Thompson left an incredible legacy, one that still echoes today.

Sarah Sze

Sarah Sze, born in Boston 1969, uses everyday materials to craft intricate sculptures and installations that explore how information is continually being created, modified, modeled, dismantled and transformed – from physical laws to the fractal patterns in our daily lives.

At the 2013 Venice Biennale, she represented the US with Triple Point. The artist has an acute sense of spatial intuition which allows her to craft works that resound and engage specific spaces. Ripple (Times Zero), for instance, features swirling shapes of projected imagery that connect and overlap to create an intricate constellation.

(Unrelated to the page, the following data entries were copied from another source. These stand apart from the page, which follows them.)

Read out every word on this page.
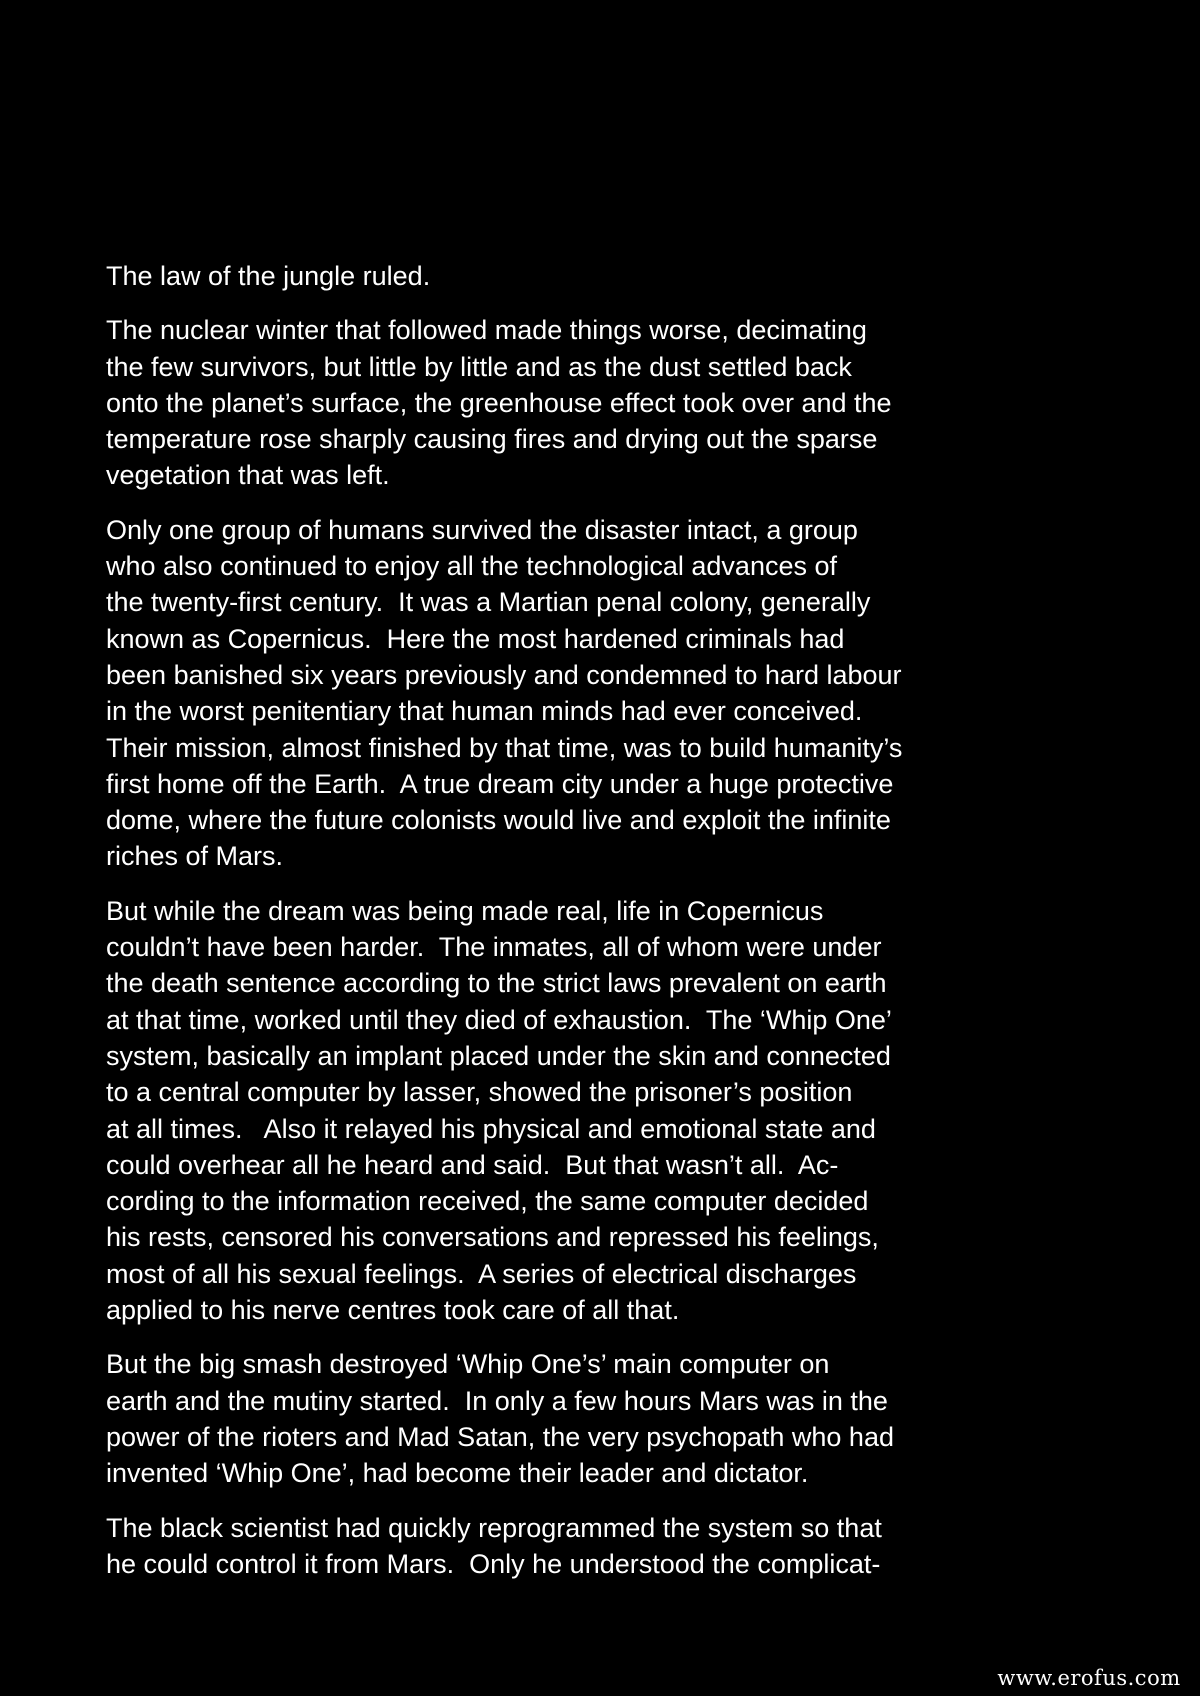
The law of the jungle ruled.
The nuclear winter that followed made things worse, decimating
the few survivors, but little by little and as the dust settled back
onto the planet’s surface, the greenhouse effect took over and the
temperature rose sharply causing fires and drying out the sparse
vegetation that was left.
Only one group of humans survived the disaster intact, a group
who also continued to enjoy all the technological advances of
the twenty-first century.  It was a Martian penal colony, generally
known as Copernicus.  Here the most hardened criminals had
been banished six years previously and condemned to hard labour
in the worst penitentiary that human minds had ever conceived.
Their mission, almost finished by that time, was to build humanity’s
first home off the Earth.  A true dream city under a huge protective
dome, where the future colonists would live and exploit the infinite
riches of Mars.
But while the dream was being made real, life in Copernicus
couldn’t have been harder.  The inmates, all of whom were under
the death sentence according to the strict laws prevalent on earth
at that time, worked until they died of exhaustion.  The ‘Whip One’
system, basically an implant placed under the skin and connected
to a central computer by lasser, showed the prisoner’s position
at all times.   Also it relayed his physical and emotional state and
could overhear all he heard and said.  But that wasn’t all.  Ac-
cording to the information received, the same computer decided
his rests, censored his conversations and repressed his feelings,
most of all his sexual feelings.  A series of electrical discharges
applied to his nerve centres took care of all that.
But the big smash destroyed ‘Whip One’s’ main computer on
earth and the mutiny started.  In only a few hours Mars was in the
power of the rioters and Mad Satan, the very psychopath who had
invented ‘Whip One’, had become their leader and dictator.
The black scientist had quickly reprogrammed the system so that
he could control it from Mars.  Only he understood the complicat-
www.erofus.com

Untitled and Stone Series from 2013-2015 showcase this dynamic. Layers of paint, etchings, silkscreened images, art historical references and architectural drawings combine with more abstract elements to produce intricate constellations that seem to extend beyond their frames.

Harmonia Rosales

Rosales, an Afro-Cuban artist from Colombia, draws her artistic approach from her ancestors and illustrates femininity’s power of acceptance across cultural divides. Her striking female figures on canvas symbolize empowerment, self-love and healing.

At the outbreak of World War Two, fourteen major painters left Europe for America – among them Duchamp, Chagall, Leger, Masson, Tanguy and Picasso as well as Breton of Surrealist fame – assisted by The American Emergency Rescue Committee or Paris Committee to escape potential death.

Rosales expertly merges representations of Black Lucumi religion, Greco-Roman mythology and Christianity with canonical Renaissance paintings. Her paintings reimagine Sandro Botticelli’s Birth of Venus to include Oshun as Goddess of fertility, sensuality and prosperity who has vitiligo. By creating these new versions of Sandro Botticelli works, Rosales challenges viewers to consider notions of identity, enslavement and transcendence through an African diasporic lens.

Kehinde Wiley

Kehinde Wiley is known for his paintings depicting people of color posing in poses from classic European art. Drawing upon his traditional training as an artist (replicating images), instead of featuring white figures he portrays black figures instead.

He is an artist and activist; both an advocate of inclusion and critic of art-world practices.

Born and raised in South Central Los Angeles, his mother encouraged him to enroll in art classes early. After attending Los Angeles County High School for the Arts he attended San Francisco Art Institute before earning both a BFA and MFA at Yale. Wiley currently maintains studios in New York, Beijing and Senegal with teams of painters creating intricate backgrounds before Wiley adds figures himself.